Roman Catholic Bishop of Ballarat (1834–1904)

James Moore (29 June 1834 – 26 June 1904) was a Bishop of Ballarat, Victoria (Australia).

==Early life==
Moore was born in Listowel, County Kerry, Ireland on 29 June 1834. His uncle was a priest and guided him towards the priesthood. He studied for three years at the Collegiate School in Tralee and the undertook a six-year course at All Hallows Missionary College, Dublin. He showed little aptitude for studies but still graduated from his courses.

==Priesthood==
On 27 June 1858, he was ordained a priest for the Archdiocese of Melbourne at All Hallows College, Dublin by Bishop John Francis Whelan. He volunteered as a chaplain on the Annie Wilson and made his way to Melbourne. He began as a curate at St Francis' Church, Melbourne but was soon promoted to parish priest due to his zeal. In 1962, due to ill-health, he was giving a roving commission by Bishop James Alipius Goold to collect money for the Cathedral. Within six months, he had shown a great talent for collecting funds.

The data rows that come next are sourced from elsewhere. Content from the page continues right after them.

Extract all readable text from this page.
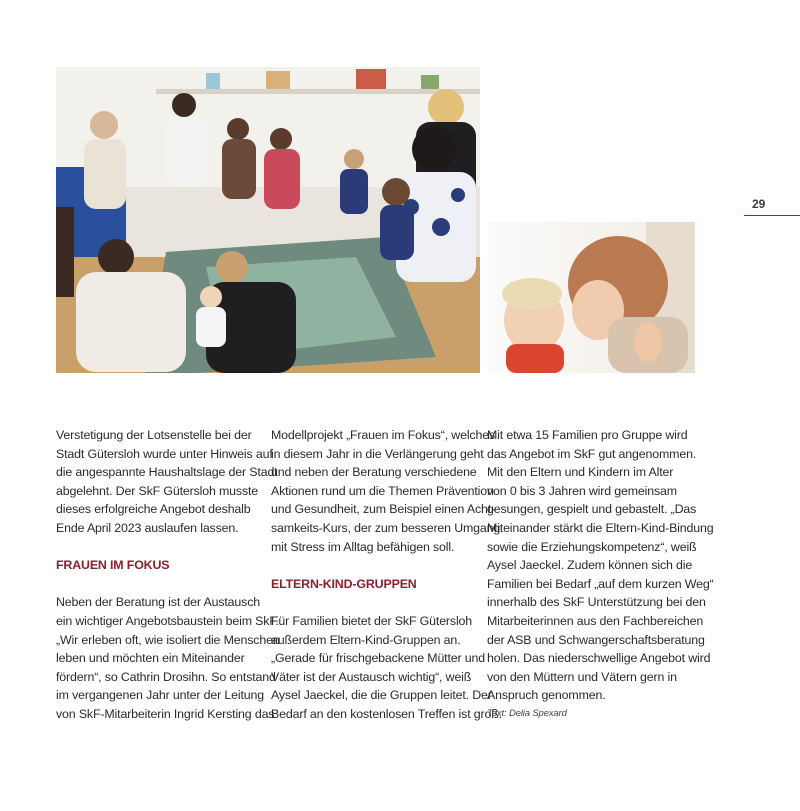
29

Verstetigung der Lotsenstelle bei der
Stadt Gütersloh wurde unter Hinweis auf
die angespannte Haushaltslage der Stadt
abgelehnt. Der SkF Gütersloh musste
dieses erfolgreiche Angebot deshalb
Ende April 2023 auslaufen lassen.

FRAUEN IM FOKUS

Neben der Beratung ist der Austausch
ein wichtiger Angebotsbaustein beim SkF.
„Wir erleben oft, wie isoliert die Menschen
leben und möchten ein Miteinander
fördern“, so Cathrin Drosihn. So entstand
im vergangenen Jahr unter der Leitung
von SkF-Mitarbeiterin Ingrid Kersting das

Modellprojekt „Frauen im Fokus“, welches
in diesem Jahr in die Verlängerung geht
und neben der Beratung verschiedene
Aktionen rund um die Themen Prävention
und Gesundheit, zum Beispiel einen Acht-
samkeits-Kurs, der zum besseren Umgang
mit Stress im Alltag befähigen soll.

ELTERN-KIND-GRUPPEN

Für Familien bietet der SkF Gütersloh
außerdem Eltern-Kind-Gruppen an.
„Gerade für frischgebackene Mütter und
Väter ist der Austausch wichtig“, weiß
Aysel Jaeckel, die die Gruppen leitet. Der
Bedarf an den kostenlosen Treffen ist groß.

Mit etwa 15 Familien pro Gruppe wird
das Angebot im SkF gut angenommen.
Mit den Eltern und Kindern im Alter
von 0 bis 3 Jahren wird gemeinsam
gesungen, gespielt und gebastelt. „Das
Miteinander stärkt die Eltern-Kind-Bindung
sowie die Erziehungskompetenz“, weiß
Aysel Jaeckel. Zudem können sich die
Familien bei Bedarf „auf dem kurzen Weg“
innerhalb des SkF Unterstützung bei den
Mitarbeiterinnen aus den Fachbereichen
der ASB und Schwangerschaftsberatung
holen. Das niederschwellige Angebot wird
von den Müttern und Vätern gern in
Anspruch genommen.

Text: Delia Spexard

When Laurence Sheil was appointed Bishop of Adelaide in 1866, Moore succeeded him as head of the Ballarat Mission in Victoria, being appointed dean in 1869. In Ballarat, he soon realised there were too few churches for the growing population and sought to prioritise building churches, schools and societies in the region. Soon, he had paid off the debts of St Patrick's and built a new church in Ballarat East.

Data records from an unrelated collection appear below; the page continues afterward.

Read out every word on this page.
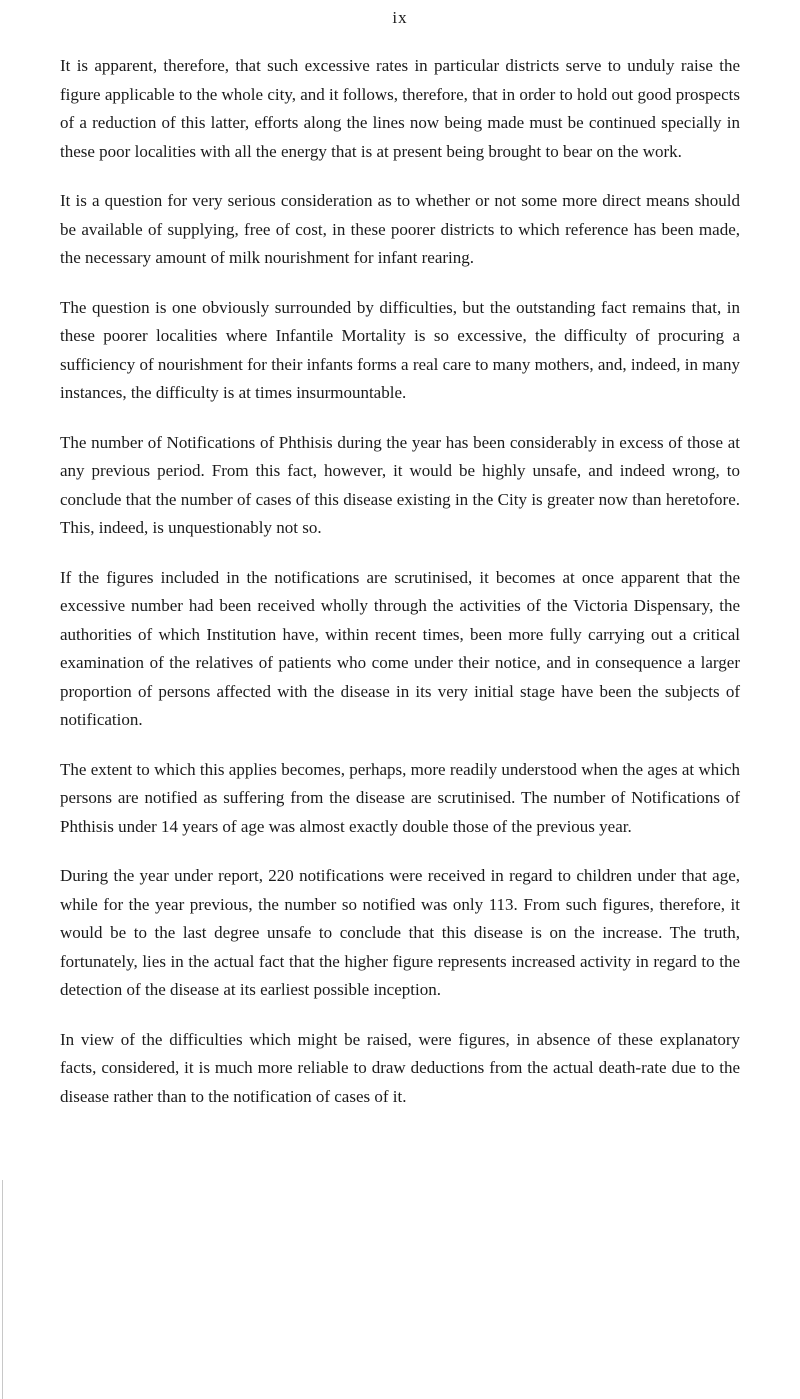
ix

It is apparent, therefore, that such excessive rates in particular districts serve to unduly raise the figure applicable to the whole city, and it follows, therefore, that in order to hold out good prospects of a reduction of this latter, efforts along the lines now being made must be continued specially in these poor localities with all the energy that is at present being brought to bear on the work.

It is a question for very serious consideration as to whether or not some more direct means should be available of supplying, free of cost, in these poorer districts to which reference has been made, the necessary amount of milk nourishment for infant rearing.

The question is one obviously surrounded by difficulties, but the outstanding fact remains that, in these poorer localities where Infantile Mortality is so excessive, the difficulty of procuring a sufficiency of nourishment for their infants forms a real care to many mothers, and, indeed, in many instances, the difficulty is at times insurmountable.

The number of Notifications of Phthisis during the year has been considerably in excess of those at any previous period. From this fact, however, it would be highly unsafe, and indeed wrong, to conclude that the number of cases of this disease existing in the City is greater now than heretofore. This, indeed, is unquestionably not so.

If the figures included in the notifications are scrutinised, it becomes at once apparent that the excessive number had been received wholly through the activities of the Victoria Dispensary, the authorities of which Institution have, within recent times, been more fully carrying out a critical examination of the relatives of patients who come under their notice, and in consequence a larger proportion of persons affected with the disease in its very initial stage have been the subjects of notification.

The extent to which this applies becomes, perhaps, more readily understood when the ages at which persons are notified as suffering from the disease are scrutinised. The number of Notifications of Phthisis under 14 years of age was almost exactly double those of the previous year.

During the year under report, 220 notifications were received in regard to children under that age, while for the year previous, the number so notified was only 113. From such figures, therefore, it would be to the last degree unsafe to conclude that this disease is on the increase. The truth, fortunately, lies in the actual fact that the higher figure represents increased activity in regard to the detection of the disease at its earliest possible inception.

In view of the difficulties which might be raised, were figures, in absence of these explanatory facts, considered, it is much more reliable to draw deductions from the actual death-rate due to the disease rather than to the notification of cases of it.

In 1873, he travelled with Bishop Goold to Rome, to help make arrangements for a new diocese in the Ballarat region. The Diocese of Ballarat was erected on 30 March 1874 and Michael O'Connor was named its first bishop.

Moore received an honorary Doctorate of Divinity from Pope Pius IX and became vicar-general and business manager and of the new diocese. In 1882, he was conferred the title of Monsignor and appointed a Domestic Prelate of Pope Leo XIII. The same year, he began to experience some challenge with his health and travelled to New South Wales for a short break.

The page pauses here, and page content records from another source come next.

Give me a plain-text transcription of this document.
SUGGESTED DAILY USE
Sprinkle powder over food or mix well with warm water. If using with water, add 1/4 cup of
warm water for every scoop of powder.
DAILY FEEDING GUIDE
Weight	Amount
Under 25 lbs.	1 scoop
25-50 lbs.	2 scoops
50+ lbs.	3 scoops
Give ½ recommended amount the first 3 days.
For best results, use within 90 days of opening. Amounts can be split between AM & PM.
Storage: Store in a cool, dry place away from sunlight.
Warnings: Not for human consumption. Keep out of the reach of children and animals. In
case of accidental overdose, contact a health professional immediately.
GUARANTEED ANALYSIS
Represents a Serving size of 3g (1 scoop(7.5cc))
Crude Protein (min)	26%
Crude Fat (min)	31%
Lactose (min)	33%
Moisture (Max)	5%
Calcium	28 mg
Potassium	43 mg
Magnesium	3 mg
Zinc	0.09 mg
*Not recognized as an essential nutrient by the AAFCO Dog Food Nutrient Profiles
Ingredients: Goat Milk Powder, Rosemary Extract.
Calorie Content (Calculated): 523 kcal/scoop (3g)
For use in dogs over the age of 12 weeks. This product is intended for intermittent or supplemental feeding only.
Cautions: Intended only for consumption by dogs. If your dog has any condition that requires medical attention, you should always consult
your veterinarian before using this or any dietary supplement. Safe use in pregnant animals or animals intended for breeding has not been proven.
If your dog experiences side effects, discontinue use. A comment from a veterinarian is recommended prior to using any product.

Following the death of Bishop O'Connor on 14 February 1883, Moore was named administrator of the Diocese of Ballarat.

==Episcopate==
On 22 January 1884, Moore was appointed Bishop of Ballarat by Pope Leo XIII. He was consecrated on 27 April 1884 at St Patrick's Cathedral, Ballarat by Archbishop James Alipius Goold.

He was a strong figure in the life of the Diocese as bishop. He was reportedly quick-tempered, vigilant, ruthless and was feared by his priests. He made several canonical visitations to his parishes and relished confirmations as an opportunity for homilies. He was also a resolute builder, building Nazareth House for orphans and the aged, while also raising money to clear the Cathedral's debts.

St Patrick's Cathedral, Ballarat was formally consecrated under his watch. Cardinal Francis Moran consecrated the Cathedral in 1891. The church had been made using a design originally intended for St Patrick's Cathedral, Melbourne. The high altar was made in Rome and cost ₤1,300.

He also grew the number of priests and religious in the Diocese, zealously recruiting a number of priests from Ireland to serve in the Diocese, doubling the number from 27 to 54. He also brought Redemptorists and Brigidine Sisters to the Diocese. He also invested heavily in education, and by 1904, there were 11 boarding schools, 13 high schools for both girls and boys, and 60 primary schools in 35 parishes, in the diocese.

Marian College in Ararat was founded in 1889 by five Brigidine Sisters from Ireland. They arrived in November 1888 and St Mary's Primary School opened in 1889 with a school roll of 60. The sisters had been requested by Moore.

==Death==
In early 1904, Moore began suffering from a serious illness although it was only in June that it was discovered he was suffering with diabetes. On Saturday, 25 June 1904, Moore took a turn and appeared to be headed towards death. Archbishop Thomas Joseph Carr came to be by his side. Moore died suddenly on 26 June 1904. His body lay in state at the Bishop's Palace in Wendouree until 30 June, when it was taken to St Patrick's Cathedral, Ballarat for his Requiem Mass. He was buried in the crypt of the Cathedral.